Immoral

En meeting mardi soir à Rochefort, dans la région Aquitaine-Limousin-Poitou-Charentes – c’est la seule région où l’ex-président de la République et toujours président des Républicains avait été invité à prendre la parole par ses candidats – Nicolas Sarkozy a donc osé déclarer à la tribune que le vote FN « n’est pas un vote contre la République  » et « n’est pas un vote immoral ».

Nous n’étions pas, quant à nous, travaillés par le doute, mais cette déclaration officielle de l’ex-chef de l’État traduit, mieux que de longues analyses, la nouvelle réalité politique française. À savoir que le Front National est devenu une force tellement incontournable qu’il n’est plus question, même pour celui dont le seul exploit politique demeurera de l’avoir « siphonné » à la présidentielle de 2007, de le stigmatiser. Et Sarkozy a fait mieux, ou pire pour l’establishment, en disant que le PS et le FN c’est la même chose. D’autant qu’en l’occurrence il ne voulait pas dire « blanc bonnet, bonnet blanc » mais que le FN a autant de légitimité que le PS.

Xavier Bertrand : « Taisez-vous Sarkozy ! »

Nous ne sommes évidemment pas dupes du pourquoi de ce brevet de « républicanisme » décerné au Front par Nicolas Sarkozy.
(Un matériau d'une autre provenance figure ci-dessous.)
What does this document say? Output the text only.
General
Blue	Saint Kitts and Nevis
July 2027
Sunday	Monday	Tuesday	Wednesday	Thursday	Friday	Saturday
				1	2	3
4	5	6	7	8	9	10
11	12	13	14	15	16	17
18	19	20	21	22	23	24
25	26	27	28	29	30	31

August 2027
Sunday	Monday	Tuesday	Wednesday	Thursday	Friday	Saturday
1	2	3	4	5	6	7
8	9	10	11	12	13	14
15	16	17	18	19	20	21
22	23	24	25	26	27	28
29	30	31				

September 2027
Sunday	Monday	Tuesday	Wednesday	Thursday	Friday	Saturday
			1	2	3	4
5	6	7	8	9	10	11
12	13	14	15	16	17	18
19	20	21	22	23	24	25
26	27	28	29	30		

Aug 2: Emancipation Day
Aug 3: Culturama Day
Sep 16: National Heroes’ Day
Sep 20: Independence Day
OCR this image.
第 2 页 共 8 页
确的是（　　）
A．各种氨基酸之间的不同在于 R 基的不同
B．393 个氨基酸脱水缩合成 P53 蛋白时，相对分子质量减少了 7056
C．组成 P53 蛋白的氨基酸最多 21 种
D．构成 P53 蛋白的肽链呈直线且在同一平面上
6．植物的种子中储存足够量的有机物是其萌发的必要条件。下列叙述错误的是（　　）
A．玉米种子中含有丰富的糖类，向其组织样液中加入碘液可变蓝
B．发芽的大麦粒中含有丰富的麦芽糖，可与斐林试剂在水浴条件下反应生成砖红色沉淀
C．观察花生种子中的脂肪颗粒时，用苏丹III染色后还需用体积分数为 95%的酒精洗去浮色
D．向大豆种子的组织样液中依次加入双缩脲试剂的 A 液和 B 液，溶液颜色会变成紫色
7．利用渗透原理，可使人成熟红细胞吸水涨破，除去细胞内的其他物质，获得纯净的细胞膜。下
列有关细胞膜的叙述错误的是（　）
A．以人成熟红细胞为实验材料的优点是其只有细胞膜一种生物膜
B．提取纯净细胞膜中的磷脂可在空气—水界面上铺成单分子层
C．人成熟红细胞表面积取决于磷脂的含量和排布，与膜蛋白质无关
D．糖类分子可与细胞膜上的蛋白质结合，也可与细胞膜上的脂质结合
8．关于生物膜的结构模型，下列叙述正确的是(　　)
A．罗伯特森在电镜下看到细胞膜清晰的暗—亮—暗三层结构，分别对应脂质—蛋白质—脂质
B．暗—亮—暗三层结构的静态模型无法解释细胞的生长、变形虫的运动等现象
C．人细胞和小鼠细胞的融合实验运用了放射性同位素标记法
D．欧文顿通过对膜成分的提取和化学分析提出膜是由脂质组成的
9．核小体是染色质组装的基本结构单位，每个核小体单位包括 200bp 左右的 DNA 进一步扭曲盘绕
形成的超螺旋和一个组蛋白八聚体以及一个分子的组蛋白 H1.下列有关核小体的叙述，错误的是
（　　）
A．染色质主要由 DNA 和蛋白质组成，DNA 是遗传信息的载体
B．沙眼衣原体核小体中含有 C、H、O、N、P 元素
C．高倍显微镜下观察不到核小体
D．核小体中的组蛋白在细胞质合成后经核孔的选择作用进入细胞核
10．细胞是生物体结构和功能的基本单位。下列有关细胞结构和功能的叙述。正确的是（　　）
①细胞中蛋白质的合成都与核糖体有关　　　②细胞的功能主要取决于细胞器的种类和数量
Ce dernier qui ne sait plus de quel côté du spectre politique envoyer des sourires, pris en étau qu’il est entre sa gauche à lui (Juppé, NKM, Raffarin) et la progression foudroyante du Front, lutte désormais pour n’être pas « siphonné » lui-même électoralement.

Et, dans l’immédiat, son leadership déjà bien fragile est ouvertement battu en brèche depuis sa sortie de Rochefort. Xavier Bertrand, qui est vraiment devenu, pour reprendre une formule plus générale d’Éric Zemmour, « le meilleur candidat de la gauche, droite comprise », n’a pas hésité à sortir sur Europe1, cette diatribe d’une irrévérence inédite : « Qu’ils (les dirigeants LR se taisent ! (…) Si on ne peut pas vous enfermer, taisez-vous ! » Oui, vous avez bien lu, voilà ce que M. Bertrand dit à la radio de Nicolas Sarkozy !

Là encore, une telle sortie en dit plus long que toute autre étude sur l’autorité et la crédibilité du président des « Républicains » parmi les siens. Quant à Bertrand, au point de compromission politicienne où il est arrivé, il devrait mendier un strapontin de sous-secrétaire d’État à Manuel Valls, après le 13 décembre

Laissons le mot, ou l’analyse, de la fin à Marine Le Pen qui s’exprimait à ce sujet des dirigeants LR et de leurs contorsions politiques, elle aussi sur Europe1 : « Ils sont tous la caricature d’eux-mêmes. Honnêtement, c’est une bande de faux jetons. Ils changent d’avis selon leurs propres intérêts, ils disent tout et l’inverse de tout ». Une analyse qui se tient.